Me sinto sufocada por todo aquele clima pesado, sinto a necessidade de liberdade e de uma família ao meu lado, sinto constantemente a forte vontade de fugir, de correr por algum campo em um lugar ensolarado, o ambiente de guerra é tão frustrante. Queria ter um par de asas e voar para longe da Alemanha, agradeceria se fosse uma praia deserta, uma vez vi o desenho de uma praia em um livro que li, parece ser acolhedor, parece ser tudo, menos o clima frio e de tensão da Alemanha. Meu corpo vibra por liberdade e sinto o fôlego faltar pela milésima vez, como se meus pulmões estivessem sendo esmagados e como se não houvesse oxigênio suficiente para todas àquelas pessoas, por impulso, levantei da cama e corri até fora do alojamento, minha roupa listrada era folgada mas me deixava mais sufocada ainda, corri até atrás do alojamento e observei através do escuro os arames e toda a ‘’proteção’’ que me separava da liberdade, respirei profundamente diversas vezes e apoiei minhas costas na parede, fechei meus olhos enquanto tentava acalmar minha respiração. Era difícil respirar com todo aquele frio, podia sentir meu nariz seco e sangrando a qualquer momento, cogitei a alternativa de fugir através dos arames e dos soldados com suas armas pesadas.
-O que está fazendo aqui, judia? -Aquela mesma voz torturante que me fazia agonizar agora estava próxima de mim, abri meus olhos com o susto que tomei e tentei evitar a tremedeira insistente que se apoderou de minhas mãos, pela fome e frio.
Virei meu rosto em sua direção e o observei de perto através da penumbra que havia ali, senti que não poderia mais segurar minhas lágrimas quando pensei no que iria acontecer comigo.

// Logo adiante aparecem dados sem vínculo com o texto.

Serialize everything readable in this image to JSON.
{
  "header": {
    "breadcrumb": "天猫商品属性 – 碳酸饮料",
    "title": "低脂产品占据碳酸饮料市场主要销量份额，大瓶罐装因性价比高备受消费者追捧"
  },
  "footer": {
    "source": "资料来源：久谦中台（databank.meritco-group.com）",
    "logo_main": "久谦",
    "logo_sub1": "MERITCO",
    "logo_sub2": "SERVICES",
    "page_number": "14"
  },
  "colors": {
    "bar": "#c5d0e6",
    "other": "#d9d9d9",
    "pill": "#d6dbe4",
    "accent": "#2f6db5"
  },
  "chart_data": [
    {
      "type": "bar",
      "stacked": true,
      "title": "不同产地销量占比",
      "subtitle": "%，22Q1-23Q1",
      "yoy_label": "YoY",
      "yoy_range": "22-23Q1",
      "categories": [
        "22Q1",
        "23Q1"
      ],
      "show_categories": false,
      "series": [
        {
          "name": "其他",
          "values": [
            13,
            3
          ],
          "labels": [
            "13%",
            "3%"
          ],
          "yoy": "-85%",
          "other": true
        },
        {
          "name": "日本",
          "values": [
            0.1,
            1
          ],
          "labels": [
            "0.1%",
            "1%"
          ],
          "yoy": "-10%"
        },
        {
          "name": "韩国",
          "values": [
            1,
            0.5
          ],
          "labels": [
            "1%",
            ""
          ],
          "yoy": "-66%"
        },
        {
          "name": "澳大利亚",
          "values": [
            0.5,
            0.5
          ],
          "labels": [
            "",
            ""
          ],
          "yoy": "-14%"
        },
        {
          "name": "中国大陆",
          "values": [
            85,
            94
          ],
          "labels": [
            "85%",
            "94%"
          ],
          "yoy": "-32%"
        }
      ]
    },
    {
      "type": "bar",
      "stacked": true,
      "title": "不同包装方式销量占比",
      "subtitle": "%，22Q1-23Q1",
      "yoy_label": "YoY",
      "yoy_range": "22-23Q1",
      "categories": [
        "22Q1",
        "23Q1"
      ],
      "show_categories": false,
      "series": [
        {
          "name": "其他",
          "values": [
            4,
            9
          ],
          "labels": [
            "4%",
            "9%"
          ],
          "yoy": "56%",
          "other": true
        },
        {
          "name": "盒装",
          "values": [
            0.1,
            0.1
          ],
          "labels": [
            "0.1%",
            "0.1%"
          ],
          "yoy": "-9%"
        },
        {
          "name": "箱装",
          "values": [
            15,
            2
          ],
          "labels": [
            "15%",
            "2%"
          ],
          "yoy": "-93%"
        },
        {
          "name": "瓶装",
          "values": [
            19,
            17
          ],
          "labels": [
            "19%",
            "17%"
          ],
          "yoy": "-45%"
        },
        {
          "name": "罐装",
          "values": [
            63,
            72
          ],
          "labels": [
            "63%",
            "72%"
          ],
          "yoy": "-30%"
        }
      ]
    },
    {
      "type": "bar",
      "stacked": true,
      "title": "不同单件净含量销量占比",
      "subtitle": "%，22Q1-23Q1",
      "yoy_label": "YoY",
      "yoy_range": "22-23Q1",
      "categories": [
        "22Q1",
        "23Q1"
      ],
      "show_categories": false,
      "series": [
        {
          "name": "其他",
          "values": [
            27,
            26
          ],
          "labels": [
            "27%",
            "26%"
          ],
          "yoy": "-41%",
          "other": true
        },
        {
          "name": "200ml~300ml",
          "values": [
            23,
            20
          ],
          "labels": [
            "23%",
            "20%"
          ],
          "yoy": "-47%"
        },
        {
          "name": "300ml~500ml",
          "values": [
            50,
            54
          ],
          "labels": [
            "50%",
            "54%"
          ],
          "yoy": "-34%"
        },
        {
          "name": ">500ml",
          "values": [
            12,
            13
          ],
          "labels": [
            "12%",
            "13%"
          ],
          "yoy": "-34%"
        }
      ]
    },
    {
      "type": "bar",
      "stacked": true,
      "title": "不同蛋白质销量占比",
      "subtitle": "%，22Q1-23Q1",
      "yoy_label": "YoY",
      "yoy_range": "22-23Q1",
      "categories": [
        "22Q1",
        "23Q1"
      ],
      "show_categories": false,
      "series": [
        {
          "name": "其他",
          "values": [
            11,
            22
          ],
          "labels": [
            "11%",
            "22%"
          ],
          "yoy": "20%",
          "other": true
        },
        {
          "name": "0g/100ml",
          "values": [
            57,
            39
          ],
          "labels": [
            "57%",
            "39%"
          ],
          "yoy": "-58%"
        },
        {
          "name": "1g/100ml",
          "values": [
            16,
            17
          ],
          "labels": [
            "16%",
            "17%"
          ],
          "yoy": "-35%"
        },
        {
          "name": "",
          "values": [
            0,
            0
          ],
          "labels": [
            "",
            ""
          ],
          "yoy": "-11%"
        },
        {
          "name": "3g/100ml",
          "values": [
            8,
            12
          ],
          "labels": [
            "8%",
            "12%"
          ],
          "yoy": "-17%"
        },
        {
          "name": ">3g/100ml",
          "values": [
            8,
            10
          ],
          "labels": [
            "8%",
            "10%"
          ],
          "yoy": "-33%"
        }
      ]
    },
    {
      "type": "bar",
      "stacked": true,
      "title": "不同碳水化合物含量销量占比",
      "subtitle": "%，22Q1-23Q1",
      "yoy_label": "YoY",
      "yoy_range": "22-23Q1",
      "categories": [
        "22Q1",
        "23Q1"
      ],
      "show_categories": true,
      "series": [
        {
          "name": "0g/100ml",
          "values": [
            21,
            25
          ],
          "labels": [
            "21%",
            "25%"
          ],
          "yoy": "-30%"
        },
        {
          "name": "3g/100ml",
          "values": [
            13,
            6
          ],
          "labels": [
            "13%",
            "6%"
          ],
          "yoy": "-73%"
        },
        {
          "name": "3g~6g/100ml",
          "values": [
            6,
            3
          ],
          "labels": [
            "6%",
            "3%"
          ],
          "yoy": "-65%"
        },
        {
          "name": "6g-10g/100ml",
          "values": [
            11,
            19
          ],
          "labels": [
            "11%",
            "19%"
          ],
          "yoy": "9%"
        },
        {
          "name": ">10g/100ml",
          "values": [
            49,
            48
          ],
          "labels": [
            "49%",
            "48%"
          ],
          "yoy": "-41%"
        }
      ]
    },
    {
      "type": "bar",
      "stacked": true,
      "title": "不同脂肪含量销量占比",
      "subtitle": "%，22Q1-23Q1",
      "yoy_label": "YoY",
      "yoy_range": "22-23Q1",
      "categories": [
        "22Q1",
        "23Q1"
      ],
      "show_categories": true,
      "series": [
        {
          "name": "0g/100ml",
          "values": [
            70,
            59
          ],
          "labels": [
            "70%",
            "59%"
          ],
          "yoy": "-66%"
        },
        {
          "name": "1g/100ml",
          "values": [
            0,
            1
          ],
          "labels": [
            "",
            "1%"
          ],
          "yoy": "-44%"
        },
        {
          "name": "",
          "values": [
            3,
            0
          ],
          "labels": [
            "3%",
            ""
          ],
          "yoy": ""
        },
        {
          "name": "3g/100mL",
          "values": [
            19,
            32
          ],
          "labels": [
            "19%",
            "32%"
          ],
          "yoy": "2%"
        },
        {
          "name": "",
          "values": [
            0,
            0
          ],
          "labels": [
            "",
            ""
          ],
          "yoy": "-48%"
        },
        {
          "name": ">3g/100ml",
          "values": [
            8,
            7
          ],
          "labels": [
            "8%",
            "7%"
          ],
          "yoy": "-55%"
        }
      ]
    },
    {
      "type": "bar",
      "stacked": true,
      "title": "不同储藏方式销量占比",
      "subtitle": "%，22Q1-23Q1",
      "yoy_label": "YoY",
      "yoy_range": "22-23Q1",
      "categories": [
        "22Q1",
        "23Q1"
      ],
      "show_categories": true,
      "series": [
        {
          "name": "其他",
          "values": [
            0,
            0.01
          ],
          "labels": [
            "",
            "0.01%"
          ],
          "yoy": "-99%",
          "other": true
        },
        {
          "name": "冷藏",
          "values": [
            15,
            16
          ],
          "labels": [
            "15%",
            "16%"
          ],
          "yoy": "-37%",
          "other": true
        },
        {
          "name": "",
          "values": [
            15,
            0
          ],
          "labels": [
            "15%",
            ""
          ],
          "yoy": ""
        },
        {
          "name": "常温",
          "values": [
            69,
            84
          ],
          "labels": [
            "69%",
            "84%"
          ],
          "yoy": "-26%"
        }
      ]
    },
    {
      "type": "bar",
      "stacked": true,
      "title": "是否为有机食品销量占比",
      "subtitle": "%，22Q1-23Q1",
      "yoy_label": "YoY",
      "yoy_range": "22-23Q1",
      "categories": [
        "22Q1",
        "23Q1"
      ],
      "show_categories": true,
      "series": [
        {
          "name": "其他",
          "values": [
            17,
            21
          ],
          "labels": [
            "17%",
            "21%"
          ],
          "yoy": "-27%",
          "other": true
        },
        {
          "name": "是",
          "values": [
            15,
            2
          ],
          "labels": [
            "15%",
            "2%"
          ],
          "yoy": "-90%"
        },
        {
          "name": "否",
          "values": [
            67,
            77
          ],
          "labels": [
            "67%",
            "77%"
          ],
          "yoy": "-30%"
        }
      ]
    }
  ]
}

-Eu estava com falta de ar, senhor. -Minha voz era um pouco trêmula, respirei fundo e limpei minhas lágrimas, não queria dar esse gosto para ele, torcia para que ele nem sequer tivesse notado que derramei lágrimas em sua frente.
-Sabe que já passou do horário, não sabe? -Sua voz soou rude e intimidadora, sua postura não era a formal que havia visto outro dia. O comandante Klaus se aproximou um pouco mais, sua expressão era séria e parecia lastimar algo.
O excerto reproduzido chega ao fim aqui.